片道約1時間20分の道のりを座り心地のよい座席で過ごせる。

Uターン組だからこそ気付く故郷の魅力
仕事とゆるやかなプライベートを満喫中

 潮来での生活は約6年ぶり。改めて気付いたことは、利便性の高さ、景観の美しさ、故郷の人々の温かさだった。

「潮来と東京駅間の高速バスは山手線感覚で乗ることができるので、行きも帰りもあまり時間を気にせずに移動できて便利。定期券を持っているので、オフの日も都内で遊んだりしています。実家近くにコンビニや色々な生活用品が揃う便利なお店もありますし、都内で暮らすよりも物価が安くてお得です。潮来は自然が豊富ですし、静かで過ごしやすい所。帰郷を喜んでくれた家族や友人が歓迎会を開いてくれたのも嬉しかったですし、親孝行もできるようになって本当に戻って良かったです」(横田さん)

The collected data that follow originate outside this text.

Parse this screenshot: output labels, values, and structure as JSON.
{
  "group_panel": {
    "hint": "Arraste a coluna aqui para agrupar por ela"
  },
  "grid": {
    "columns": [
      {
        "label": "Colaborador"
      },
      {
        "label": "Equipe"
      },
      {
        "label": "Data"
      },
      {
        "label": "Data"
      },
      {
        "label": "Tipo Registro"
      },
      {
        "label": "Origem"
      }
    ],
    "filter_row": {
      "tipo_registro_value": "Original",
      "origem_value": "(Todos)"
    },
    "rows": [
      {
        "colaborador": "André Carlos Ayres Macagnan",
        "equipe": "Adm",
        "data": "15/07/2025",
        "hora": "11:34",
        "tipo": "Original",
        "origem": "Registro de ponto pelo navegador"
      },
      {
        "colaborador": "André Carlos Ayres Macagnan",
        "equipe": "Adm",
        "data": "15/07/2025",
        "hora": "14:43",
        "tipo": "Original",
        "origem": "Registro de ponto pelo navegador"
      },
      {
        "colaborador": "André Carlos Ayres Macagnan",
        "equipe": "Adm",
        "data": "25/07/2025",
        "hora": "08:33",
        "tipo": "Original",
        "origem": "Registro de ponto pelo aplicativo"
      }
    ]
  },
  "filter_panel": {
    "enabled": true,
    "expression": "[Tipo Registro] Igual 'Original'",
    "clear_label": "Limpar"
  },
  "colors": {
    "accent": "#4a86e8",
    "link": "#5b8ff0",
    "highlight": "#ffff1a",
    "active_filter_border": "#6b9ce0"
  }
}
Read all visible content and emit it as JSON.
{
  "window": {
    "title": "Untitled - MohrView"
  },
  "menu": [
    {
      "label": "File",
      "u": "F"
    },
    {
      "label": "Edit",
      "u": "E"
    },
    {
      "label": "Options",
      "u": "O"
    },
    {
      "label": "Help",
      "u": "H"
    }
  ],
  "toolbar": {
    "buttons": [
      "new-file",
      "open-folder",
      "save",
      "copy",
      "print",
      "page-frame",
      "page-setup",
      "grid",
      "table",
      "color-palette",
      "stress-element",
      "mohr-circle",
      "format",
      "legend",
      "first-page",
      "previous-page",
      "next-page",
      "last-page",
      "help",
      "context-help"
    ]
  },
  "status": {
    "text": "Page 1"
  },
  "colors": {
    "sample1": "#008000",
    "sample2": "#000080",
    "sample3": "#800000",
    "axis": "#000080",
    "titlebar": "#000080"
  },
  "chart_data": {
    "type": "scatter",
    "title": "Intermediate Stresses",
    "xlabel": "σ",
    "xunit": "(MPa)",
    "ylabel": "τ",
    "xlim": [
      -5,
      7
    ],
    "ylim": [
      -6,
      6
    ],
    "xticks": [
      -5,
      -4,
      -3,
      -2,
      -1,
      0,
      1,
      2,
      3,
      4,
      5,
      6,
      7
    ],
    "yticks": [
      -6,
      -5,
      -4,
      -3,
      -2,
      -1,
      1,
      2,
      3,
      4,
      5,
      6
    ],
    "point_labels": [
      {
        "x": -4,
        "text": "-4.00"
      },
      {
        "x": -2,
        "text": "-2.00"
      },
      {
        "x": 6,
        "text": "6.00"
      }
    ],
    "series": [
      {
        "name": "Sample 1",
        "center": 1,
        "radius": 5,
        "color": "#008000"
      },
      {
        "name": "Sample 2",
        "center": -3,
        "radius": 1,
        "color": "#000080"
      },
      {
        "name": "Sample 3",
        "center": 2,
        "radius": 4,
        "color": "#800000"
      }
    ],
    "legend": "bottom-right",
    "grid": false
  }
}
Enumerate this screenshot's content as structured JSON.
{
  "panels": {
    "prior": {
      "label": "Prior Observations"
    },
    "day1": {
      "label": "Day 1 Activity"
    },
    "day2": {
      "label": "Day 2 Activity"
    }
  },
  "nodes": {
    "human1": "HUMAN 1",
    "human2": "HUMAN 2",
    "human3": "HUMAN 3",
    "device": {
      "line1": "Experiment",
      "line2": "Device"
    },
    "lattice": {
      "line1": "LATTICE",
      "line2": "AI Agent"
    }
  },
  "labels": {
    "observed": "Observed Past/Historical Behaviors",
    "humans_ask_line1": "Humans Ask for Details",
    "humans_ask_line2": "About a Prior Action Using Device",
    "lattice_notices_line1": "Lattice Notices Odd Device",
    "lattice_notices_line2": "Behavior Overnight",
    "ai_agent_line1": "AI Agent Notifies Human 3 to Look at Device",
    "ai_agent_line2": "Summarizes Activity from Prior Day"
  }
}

毎年5月下旬~6月下旬に水郷潮来あやめ園で開催される「水郷潮来あやめまつり大会」

 水郷の街・潮来ならではのサッパ舟による十二橋めぐりや風流なあやめまつり、道の駅で食べられる地域の特産品も横田さんのお気に入りなのだとか。全国有数の観光地お台場での華やかな仕事、ステップアップへの挑戦、家族や友人に囲まれて過ごすゆるやかな暮らし。それらを両立した自分スタイルの日々を横田さんは満喫している。